Für politische Entscheidungsträger, die Sanktionen einsetzen, ist deren Unsichtbarkeit der größte Vorteil. Aber das ist auch ihre Achillesferse. Wenn die wirtschaftliche Gewalt umfassender Sanktionen allgemein bekannt wird, werden sie nicht mehr zu rechtfertigen und politisch nicht mehr tragbar sein.

Der Beitrag ist auf Englisch bei CEPR erschienen und wurde von Marta Andujo übersetzt.

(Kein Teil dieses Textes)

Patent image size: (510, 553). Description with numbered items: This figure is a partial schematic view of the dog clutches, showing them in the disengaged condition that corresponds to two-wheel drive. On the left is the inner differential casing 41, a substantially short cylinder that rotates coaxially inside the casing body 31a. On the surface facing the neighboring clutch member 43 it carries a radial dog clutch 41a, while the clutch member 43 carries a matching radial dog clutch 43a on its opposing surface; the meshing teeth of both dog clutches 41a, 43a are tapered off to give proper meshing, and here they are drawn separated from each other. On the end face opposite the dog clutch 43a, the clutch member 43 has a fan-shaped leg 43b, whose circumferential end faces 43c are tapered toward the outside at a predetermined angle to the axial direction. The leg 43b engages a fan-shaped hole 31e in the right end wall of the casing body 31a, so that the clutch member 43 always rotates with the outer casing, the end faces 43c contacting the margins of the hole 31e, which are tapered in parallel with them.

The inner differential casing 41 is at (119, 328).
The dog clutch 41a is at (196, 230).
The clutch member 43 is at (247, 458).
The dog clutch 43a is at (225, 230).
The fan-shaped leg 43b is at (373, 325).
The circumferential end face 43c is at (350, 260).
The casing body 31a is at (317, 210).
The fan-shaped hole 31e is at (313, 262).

Über den Autor: Mark Weisbrot, US-amerikanischer Ökonom und Publizist, ist Mitbegründer des Center for Economic and Policy Research (CEPR) in Washington

Titelbild: Nelson Bastidas / shutterstock


[«*] Anmerkung der Übersetzerin: So geschehen im Fall von Venezuela. Im Jahr 2015 erklärte der damalige Präsident Barack Obama das südamerikanische Land per „Executive Order“ zur „Bedrohung für die nationale Sicherheit” der USA. Der stellvertretende US-Sicherheitsberater Ben Rhodes erklärte dazu, Venezuela stelle zwar keinerlei Gefahr für die USA dar, aber das sei nun mal der „Rahmen”, der es dem Präsidenten ermöglicht, Sanktionen zu verhängen.